August 12, 2009 at 9:10 pm (Uncategorized)

well hello wordpress, i’m back…

Alot has happened lately, i’m actually in the biggest war in my life, i’m really fighting very hard. now that i am sick it is a physical, mental, and really very much spiritual war. i must say i’m winning on some losing on some, i can’t possibly win all can i? but i’m sure one day i will, cos, “You make all things work together for my good. YOUR LOVE NEVER FAILS!” recently i am reading matthew, the book, this verse struck me hard, “Don’t look for shortcuts to God. The market is flooded with surefire, easygoing formulas for a successful life that can be practiced in your spare time. Don’t fall for that stuff, even though crowds of people do. The way to life—to God!—is vigorous and requires total attention.” Matthew 7:13-14 The Message. Total attention, how do i even dedicate such a thing to God when i have not known such a thing? But that is what God wants from us total undivided attention.

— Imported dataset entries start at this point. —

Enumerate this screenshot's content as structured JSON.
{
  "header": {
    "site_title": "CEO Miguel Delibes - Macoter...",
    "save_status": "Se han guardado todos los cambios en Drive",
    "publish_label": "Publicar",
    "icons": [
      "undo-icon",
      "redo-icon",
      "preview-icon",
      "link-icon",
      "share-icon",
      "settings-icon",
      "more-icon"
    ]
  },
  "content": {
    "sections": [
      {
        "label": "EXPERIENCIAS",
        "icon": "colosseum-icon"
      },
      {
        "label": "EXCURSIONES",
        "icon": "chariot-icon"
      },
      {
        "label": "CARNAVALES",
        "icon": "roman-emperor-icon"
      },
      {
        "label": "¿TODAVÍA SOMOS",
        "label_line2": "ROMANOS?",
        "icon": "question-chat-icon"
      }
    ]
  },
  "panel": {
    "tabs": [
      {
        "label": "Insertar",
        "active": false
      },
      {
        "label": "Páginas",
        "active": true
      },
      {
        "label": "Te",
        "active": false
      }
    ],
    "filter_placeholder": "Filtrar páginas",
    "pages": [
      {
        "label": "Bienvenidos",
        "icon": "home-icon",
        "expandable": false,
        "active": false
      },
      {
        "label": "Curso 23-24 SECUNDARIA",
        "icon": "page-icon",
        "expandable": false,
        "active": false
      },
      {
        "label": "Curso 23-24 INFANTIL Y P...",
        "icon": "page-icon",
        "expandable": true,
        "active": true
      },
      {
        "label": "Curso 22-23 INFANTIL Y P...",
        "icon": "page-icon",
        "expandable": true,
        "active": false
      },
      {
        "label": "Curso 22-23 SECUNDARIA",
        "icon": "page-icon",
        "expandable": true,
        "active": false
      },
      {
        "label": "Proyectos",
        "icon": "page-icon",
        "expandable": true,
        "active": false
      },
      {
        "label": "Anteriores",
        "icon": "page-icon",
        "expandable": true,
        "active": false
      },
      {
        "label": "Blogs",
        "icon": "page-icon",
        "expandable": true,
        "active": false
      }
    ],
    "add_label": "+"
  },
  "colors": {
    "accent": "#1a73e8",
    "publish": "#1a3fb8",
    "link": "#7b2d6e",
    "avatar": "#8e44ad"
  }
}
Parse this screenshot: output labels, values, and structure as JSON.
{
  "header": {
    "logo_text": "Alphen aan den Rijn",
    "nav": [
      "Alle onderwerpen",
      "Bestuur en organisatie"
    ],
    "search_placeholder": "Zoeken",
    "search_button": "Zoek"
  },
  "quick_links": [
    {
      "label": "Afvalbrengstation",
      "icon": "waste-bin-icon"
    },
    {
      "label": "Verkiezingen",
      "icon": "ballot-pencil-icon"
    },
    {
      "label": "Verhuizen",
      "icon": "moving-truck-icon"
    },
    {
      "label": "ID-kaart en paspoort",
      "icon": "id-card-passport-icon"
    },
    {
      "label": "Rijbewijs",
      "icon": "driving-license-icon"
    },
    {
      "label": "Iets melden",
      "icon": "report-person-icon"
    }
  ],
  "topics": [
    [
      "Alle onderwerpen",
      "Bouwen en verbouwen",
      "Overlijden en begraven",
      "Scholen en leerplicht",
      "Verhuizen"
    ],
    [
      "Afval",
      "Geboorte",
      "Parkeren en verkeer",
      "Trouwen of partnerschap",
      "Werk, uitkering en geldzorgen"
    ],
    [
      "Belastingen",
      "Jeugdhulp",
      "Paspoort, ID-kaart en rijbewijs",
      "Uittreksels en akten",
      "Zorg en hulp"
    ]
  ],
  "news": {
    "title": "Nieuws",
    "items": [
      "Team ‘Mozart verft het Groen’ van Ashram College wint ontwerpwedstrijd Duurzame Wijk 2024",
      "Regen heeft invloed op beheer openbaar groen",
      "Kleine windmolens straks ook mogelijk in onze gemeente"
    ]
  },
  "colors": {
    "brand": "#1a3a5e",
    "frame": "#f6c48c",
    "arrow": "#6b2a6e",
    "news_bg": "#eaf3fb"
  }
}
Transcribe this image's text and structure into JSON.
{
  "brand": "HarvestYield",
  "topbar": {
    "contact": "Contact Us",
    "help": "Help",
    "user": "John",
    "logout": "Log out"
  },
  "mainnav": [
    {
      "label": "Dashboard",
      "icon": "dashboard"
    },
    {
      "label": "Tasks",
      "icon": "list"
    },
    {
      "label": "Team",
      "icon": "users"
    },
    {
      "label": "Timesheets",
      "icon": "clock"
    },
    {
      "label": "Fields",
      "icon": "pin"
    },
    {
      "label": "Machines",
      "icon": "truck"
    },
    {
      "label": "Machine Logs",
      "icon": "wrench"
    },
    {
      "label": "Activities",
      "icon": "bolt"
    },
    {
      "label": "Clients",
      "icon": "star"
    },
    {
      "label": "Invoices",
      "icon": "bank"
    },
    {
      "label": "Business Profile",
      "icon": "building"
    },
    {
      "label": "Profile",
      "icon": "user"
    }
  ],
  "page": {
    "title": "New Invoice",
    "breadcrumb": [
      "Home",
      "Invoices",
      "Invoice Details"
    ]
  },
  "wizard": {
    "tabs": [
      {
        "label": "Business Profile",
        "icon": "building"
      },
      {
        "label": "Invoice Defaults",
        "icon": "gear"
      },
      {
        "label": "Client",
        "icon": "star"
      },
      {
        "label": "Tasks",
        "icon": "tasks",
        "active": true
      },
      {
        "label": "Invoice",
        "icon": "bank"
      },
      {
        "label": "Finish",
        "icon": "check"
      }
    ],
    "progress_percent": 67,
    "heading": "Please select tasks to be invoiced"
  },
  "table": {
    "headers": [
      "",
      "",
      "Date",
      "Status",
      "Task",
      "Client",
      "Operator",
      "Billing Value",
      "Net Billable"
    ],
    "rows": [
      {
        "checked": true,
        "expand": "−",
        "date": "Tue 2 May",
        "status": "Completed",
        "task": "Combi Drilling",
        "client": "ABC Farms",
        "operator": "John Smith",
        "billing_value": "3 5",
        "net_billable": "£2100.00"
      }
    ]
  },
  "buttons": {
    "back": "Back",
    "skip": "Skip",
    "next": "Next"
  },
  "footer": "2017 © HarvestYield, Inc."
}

at this moment i’m very glad to be able to really just spend this time before my uni meaningfully, i’ve been through alot since the last post i realised that the last post was after YaYA camp, i was part of a very miraculous thailand mission trip, which was awesome, the only miracle we did not see was the rasing of the dead, the blind saw, the lame walked and the deaf heard. so glad and thankful for this opportunity. i really feel that all these events have just led to a build up of a greater appetite for more of God, and really wanting to seek his righteousness in my life. i want to grow bigger and become a giant for God. just being 185 is not enough for me i want to be 1000km tall in God’s kingdom.